Balendran Jeyakumari, a leading activist in the effort to find missing people from the civil war, has been detained on charges that she harboured Gopi at her home. Jeyakumari's 13-year-old daughter, who was arrested with her, is in the custody of childcare officials.
Human rights groups have called Jeyakumari's arrest an attempt to intimidate activists into silence. A government book published a photograph of Jeyakumari's 15-year-old son being held in military custody, but authorities have denied any knowledge of him.
One detainee is accused of being a lover of Gopi. Another is a 61-year-old woman whose sons work abroad and sent her substantial sums of money regularly, the group said. Sri Lanka's government says expatriate Tamils could be sending money for terrorist activities.
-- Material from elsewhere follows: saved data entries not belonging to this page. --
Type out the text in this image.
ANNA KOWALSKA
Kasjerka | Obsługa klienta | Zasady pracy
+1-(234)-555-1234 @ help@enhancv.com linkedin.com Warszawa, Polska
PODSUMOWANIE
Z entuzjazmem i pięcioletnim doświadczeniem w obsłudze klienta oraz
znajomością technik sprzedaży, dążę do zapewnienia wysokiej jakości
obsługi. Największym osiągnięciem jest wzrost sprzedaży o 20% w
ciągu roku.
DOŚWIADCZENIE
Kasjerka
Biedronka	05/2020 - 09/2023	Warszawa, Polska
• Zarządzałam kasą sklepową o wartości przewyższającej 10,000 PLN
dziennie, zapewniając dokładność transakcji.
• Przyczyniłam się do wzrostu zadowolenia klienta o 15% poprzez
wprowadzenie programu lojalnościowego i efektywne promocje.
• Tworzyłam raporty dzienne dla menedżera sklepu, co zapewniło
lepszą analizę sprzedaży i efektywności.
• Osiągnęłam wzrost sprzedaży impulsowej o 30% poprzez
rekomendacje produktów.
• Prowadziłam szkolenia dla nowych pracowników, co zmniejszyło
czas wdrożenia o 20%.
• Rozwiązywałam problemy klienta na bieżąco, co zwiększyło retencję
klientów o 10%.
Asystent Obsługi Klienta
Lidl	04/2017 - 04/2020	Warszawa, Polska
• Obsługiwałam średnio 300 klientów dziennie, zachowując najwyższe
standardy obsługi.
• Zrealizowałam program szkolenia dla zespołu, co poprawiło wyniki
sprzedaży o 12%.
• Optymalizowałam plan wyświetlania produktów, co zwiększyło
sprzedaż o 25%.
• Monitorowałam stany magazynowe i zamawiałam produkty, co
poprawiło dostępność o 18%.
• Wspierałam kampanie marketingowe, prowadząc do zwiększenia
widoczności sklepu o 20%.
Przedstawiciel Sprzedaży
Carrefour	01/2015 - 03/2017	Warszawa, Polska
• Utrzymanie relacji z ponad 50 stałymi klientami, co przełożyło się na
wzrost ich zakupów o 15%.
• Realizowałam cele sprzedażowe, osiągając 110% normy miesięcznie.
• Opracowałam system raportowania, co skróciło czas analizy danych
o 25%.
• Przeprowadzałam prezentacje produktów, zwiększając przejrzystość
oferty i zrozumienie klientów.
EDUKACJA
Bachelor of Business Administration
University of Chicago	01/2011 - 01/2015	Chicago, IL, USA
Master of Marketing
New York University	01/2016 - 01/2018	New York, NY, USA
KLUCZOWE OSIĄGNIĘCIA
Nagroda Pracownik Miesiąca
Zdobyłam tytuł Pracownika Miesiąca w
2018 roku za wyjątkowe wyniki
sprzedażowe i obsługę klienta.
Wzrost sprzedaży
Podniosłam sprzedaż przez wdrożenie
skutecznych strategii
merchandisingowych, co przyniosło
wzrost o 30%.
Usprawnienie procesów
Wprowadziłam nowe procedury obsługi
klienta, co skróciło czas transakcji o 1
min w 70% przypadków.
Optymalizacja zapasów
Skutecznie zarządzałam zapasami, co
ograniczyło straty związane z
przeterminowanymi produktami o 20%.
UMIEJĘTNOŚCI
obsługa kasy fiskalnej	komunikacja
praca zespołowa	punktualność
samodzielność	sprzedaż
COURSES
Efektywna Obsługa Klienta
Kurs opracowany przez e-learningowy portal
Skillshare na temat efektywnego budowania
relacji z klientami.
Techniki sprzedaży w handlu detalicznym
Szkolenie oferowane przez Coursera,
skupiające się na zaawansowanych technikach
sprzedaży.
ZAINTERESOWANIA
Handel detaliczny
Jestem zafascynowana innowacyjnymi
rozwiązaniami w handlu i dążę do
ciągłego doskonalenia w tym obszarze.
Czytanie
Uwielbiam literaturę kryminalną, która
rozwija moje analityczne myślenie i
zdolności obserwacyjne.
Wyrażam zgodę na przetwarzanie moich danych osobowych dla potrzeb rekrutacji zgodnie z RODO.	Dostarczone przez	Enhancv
"It doesn't appear that the officers treat these women as human beings. Officials transporting by train a woman, who on the same day had suffered a miscarriage without any medical help, is distressing," the statement said.
"Post-war the government is boastful about its achievements on women's rights and celebrates the Women's Day with much fanfare. But such degrading treatment of women is unacceptable."
Sri Lanka's military crushed the Tamil rebels in May 2009, ending a 25-year separatist campaign. According to a United Nations report, 40,000 ethnic Tamil civilians were killed in the final months of the fighting.
The UN human rights council last month authorised an investigation into crimes committed by both sides in the civil war.